Time magazine has an article describing Rick Perry’s time in the Democratic party in 1984 and the history of his political activities from then until the election of George Bush. Now Rick Perry is trying to become President. There are two different ways to read his prior activities. One way is that Perry has changed his allegiances so that they reflect his beliefs. The other way is that Perry is changing his beliefs to fit the circumstances. Good historians – unlike the Times – do not prejudice the issue by assuming that only one way of reading it could possibly be correct. Neither do they assume that one way rules out the other. The best way of reading this issue (using the information in the article) is that he is doing both.

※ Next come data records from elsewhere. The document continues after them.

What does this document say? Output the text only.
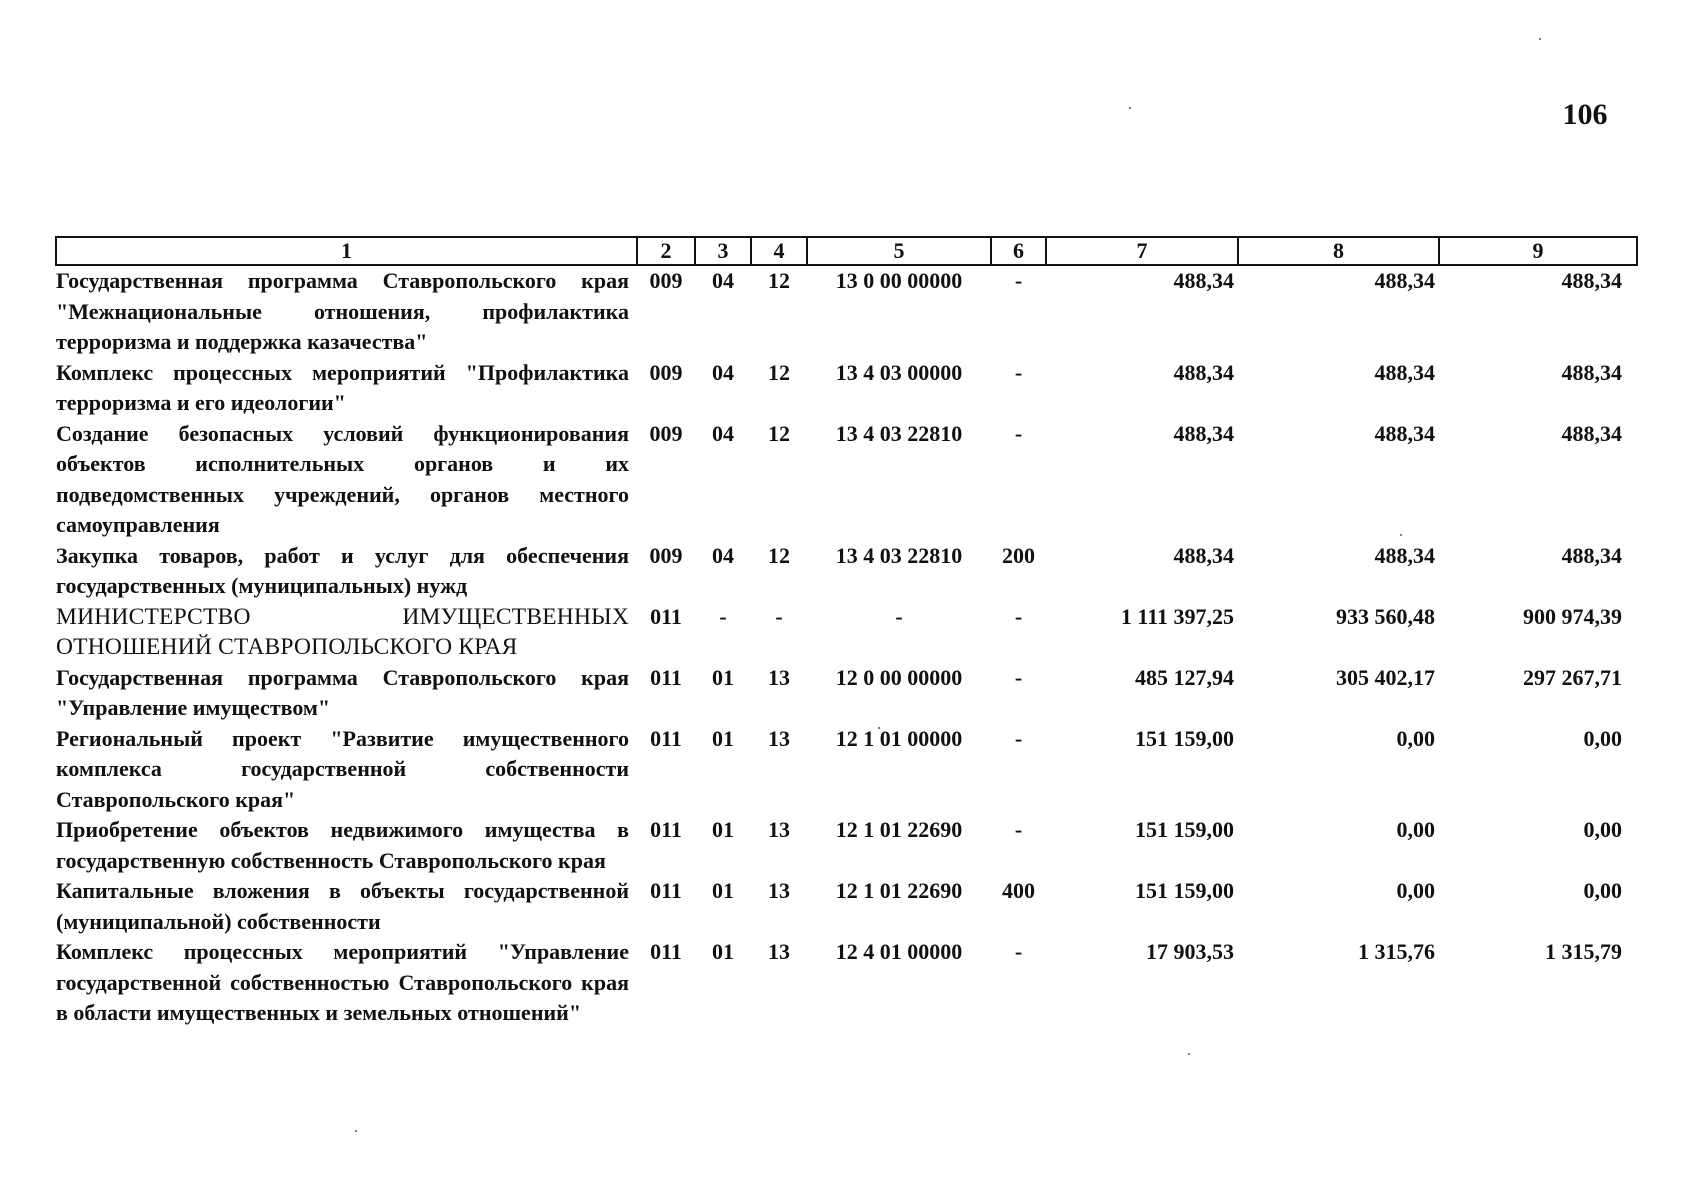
106
1	2	3	4	5	6	7	8	9
Государственная программа Ставропольского края "Межнациональные отношения, профилактика терроризма и поддержка казачества"	009	04	12	13 0 00 00000	-	488,34	488,34	488,34
Комплекс процессных мероприятий "Профилактика терроризма и его идеологии"	009	04	12	13 4 03 00000	-	488,34	488,34	488,34
Создание безопасных условий функционирования объектов исполнительных органов и их подведомственных учреждений, органов местного самоуправления	009	04	12	13 4 03 22810	-	488,34	488,34	488,34
Закупка товаров, работ и услуг для обеспечения государственных (муниципальных) нужд	009	04	12	13 4 03 22810	200	488,34	488,34	488,34
МИНИСТЕРСТВО ИМУЩЕСТВЕННЫХ ОТНОШЕНИЙ СТАВРОПОЛЬСКОГО КРАЯ	011	-	-	-	-	1 111 397,25	933 560,48	900 974,39
Государственная программа Ставропольского края "Управление имуществом"	011	01	13	12 0 00 00000	-	485 127,94	305 402,17	297 267,71
Региональный проект "Развитие имущественного комплекса государственной собственности Ставропольского края"	011	01	13	12 1 01 00000	-	151 159,00	0,00	0,00
Приобретение объектов недвижимого имущества в государственную собственность Ставропольского края	011	01	13	12 1 01 22690	-	151 159,00	0,00	0,00
Капитальные вложения в объекты государственной (муниципальной) собственности	011	01	13	12 1 01 22690	400	151 159,00	0,00	0,00
Комплекс процессных мероприятий "Управление государственной собственностью Ставропольского края в области имущественных и земельных отношений"	011	01	13	12 4 01 00000	-	17 903,53	1 315,76	1 315,79
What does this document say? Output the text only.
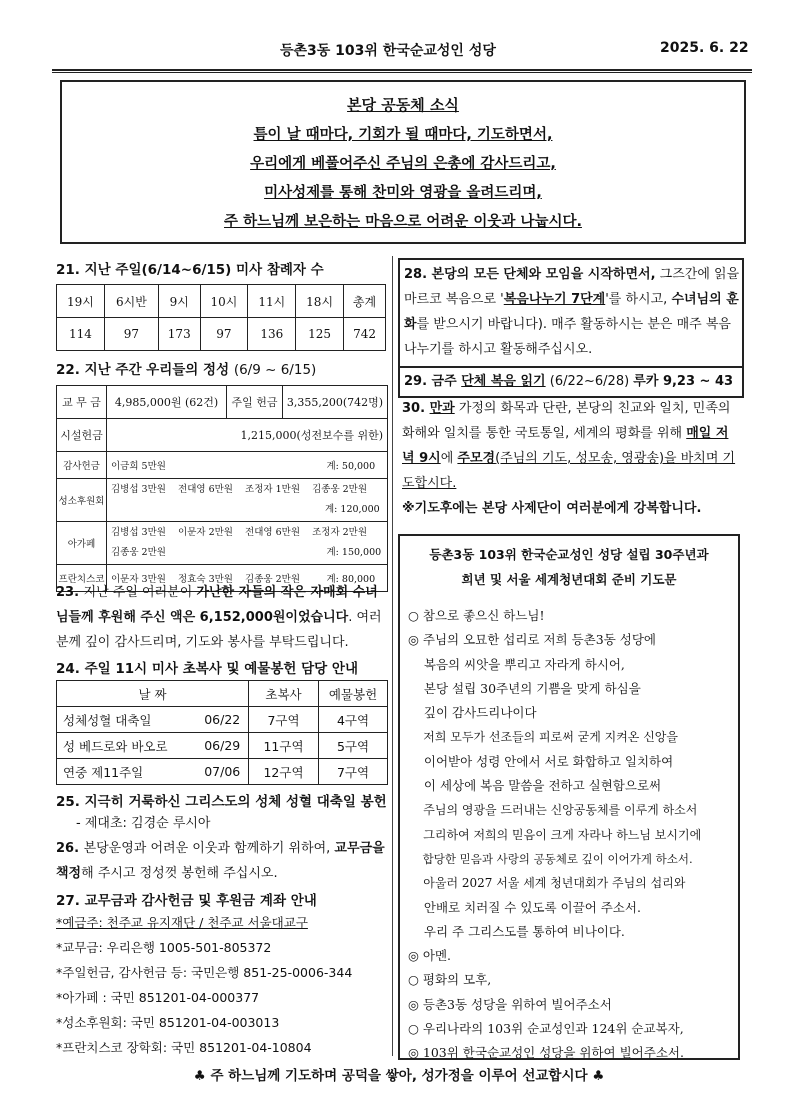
등촌3동 103위 한국순교성인 성당	2025. 6. 22
본당 공동체 소식
틈이 날 때마다, 기회가 될 때마다, 기도하면서,
우리에게 베풀어주신 주님의 은총에 감사드리고,
미사성제를 통해 찬미와 영광을 올려드리며,
주 하느님께 보은하는 마음으로 어려운 이웃과 나눕시다.
21. 지난 주일(6/14~6/15) 미사 참례자 수
19시	6시반	9시	10시	11시	18시	총계
114	97	173	97	136	125	742
22. 지난 주간 우리들의 정성 (6/9 ~ 6/15)
교 무 금	4,985,000원 (62건)	주일 헌금	3,355,200(742명)
시설헌금	1,215,000(성전보수를 위한)		
감사헌금	이금희 5만원 계: 50,000		

성소후원회	김병섭 3만원    전대영 6만원    조정자 1만원    김종웅 2만원
계: 120,000		

아가페	김병섭 3만원    이문자 2만원    전대영 6만원    조정자 2만원
김종웅 2만원 계: 150,000		

프란치스코	이문자 3만원    정효숙 3만원    김종웅 2만원 계: 80,000		
23. 지난 주일 여러분이 가난한 자들의 작은 자매회 수녀님들께 후원해 주신 액은 6,152,000원이었습니다. 여러분께 깊이 감사드리며, 기도와 봉사를 부탁드립니다.
24. 주일 11시 미사 초복사 및 예물봉헌 담당 안내
날 짜		초복사	예물봉헌
성체성혈 대축일	06/22	7구역	4구역
성 베드로와 바오로	06/29	11구역	5구역
연중 제11주일	07/06	12구역	7구역
25. 지극히 거룩하신 그리스도의 성체 성혈 대축일 봉헌
- 제대초: 김경순 루시아
26. 본당운영과 어려운 이웃과 함께하기 위하여, 교무금을 책정해 주시고 정성껏 봉헌해 주십시오.
27. 교무금과 감사헌금 및 후원금 계좌 안내
*예금주: 천주교 유지재단 / 천주교 서울대교구
*교무금: 우리은행 1005-501-805372
*주일헌금, 감사헌금 등: 국민은행 851-25-0006-344
*아가페 : 국민 851201-04-000377
*성소후원회: 국민 851201-04-003013
*프란치스코 장학회: 국민 851201-04-10804
28. 본당의 모든 단체와 모임을 시작하면서, 그즈간에 읽을 마르코 복음으로 '복음나누기 7단계'를 하시고, 수녀님의 훈화를 받으시기 바랍니다). 매주 활동하시는 분은 매주 복음나누기를 하시고 활동해주십시오.
29. 금주 단체 복음 읽기 (6/22~6/28) 루카 9,23 ~ 43
30. 만과 가정의 화목과 단란, 본당의 친교와 일치, 민족의 화해와 일치를 통한 국토통일, 세계의 평화를 위해 매일 저녁 9시에 주모경(주님의 기도, 성모송, 영광송)을 바치며 기도합시다.
※기도후에는 본당 사제단이 여러분에게 강복합니다.
등촌3동 103위 한국순교성인 성당 설립 30주년과
희년 및 서울 세계청년대회 준비 기도문
○ 참으로 좋으신 하느님!
◎ 주님의 오묘한 섭리로 저희 등촌3동 성당에
복음의 씨앗을 뿌리고 자라게 하시어,
본당 설립 30주년의 기쁨을 맞게 하심을
깊이 감사드리나이다
저희 모두가 선조들의 피로써 굳게 지켜온 신앙을
이어받아 성령 안에서 서로 화합하고 일치하여
이 세상에 복음 말씀을 전하고 실현함으로써
주님의 영광을 드러내는 신앙공동체를 이루게 하소서
그리하여 저희의 믿음이 크게 자라나 하느님 보시기에
합당한 믿음과 사랑의 공동체로 깊이 이어가게 하소서.
아울러 2027 서울 세계 청년대회가 주님의 섭리와
안배로 치러질 수 있도록 이끌어 주소서.
우리 주 그리스도를 통하여 비나이다.
◎ 아멘.
○ 평화의 모후,
◎ 등촌3동 성당을 위하여 빌어주소서
○ 우리나라의 103위 순교성인과 124위 순교복자,
◎ 103위 한국순교성인 성당을 위하여 빌어주소서.
♣ 주 하느님께 기도하며 공덕을 쌓아, 성가정을 이루어 선교합시다 ♣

First, let’s consider the evidence that he is changing his practices because his beliefs have changed. At the beginning he supported Al Gore. The Al Gore he supported was a member of the conservative wing of the Democrats. This wing no longer exists. So Al Gore has changed his mind along with the minds of the rest of his party and become liberal. At first, Perry made a pragmatic decision and decided to support the party that supported his beliefs. He did so because the Democrats were not supporting his beliefs. So his practice is resulting from his beliefs. He does not lie about his previous associations nor does he deny that his beliefs have changed. While the article does not describe why Perry changed his mind, we can imagine that he followed the conservative leanings he started with wherever they went.
Now that we have considered that, lets consider the evidence that his practices have changed his beliefs. First, he has attached himself to prominent people both times. Gore seemed to be a definite winner and the “right guy” to pick for political reasons. Later on, Bush would seem that way also. Both times, he used the connections he gained to advance his political career. Not only that, but he supported both candidates without any sort of reservation. All of these decisions seem to be made pragmatically rather than because the particular candidates were the best or held beliefs most in common with himself.
So what are we to make of Rick Perry then? I suggest that his decisions have pragmatic sources as well as internal sources. It would be really hard to separate them. Most of his political decisions have both reasons behind them. He chose Al Gore because Al Gore agreed with the same things he did. But he also chose Al Gore because he thought that Al Gore was a pragmatic decision. It was the same way with George Bush. So good historical practice suggests that he is doing both things at the same time. So why is this supposed to be “an inconvenient truth”? Perhaps Perry’s past is simply a truth common to all politicians. Why should we think otherwise? This is especially true since all politicians have to think in pragmatic terms in order to succeed at all.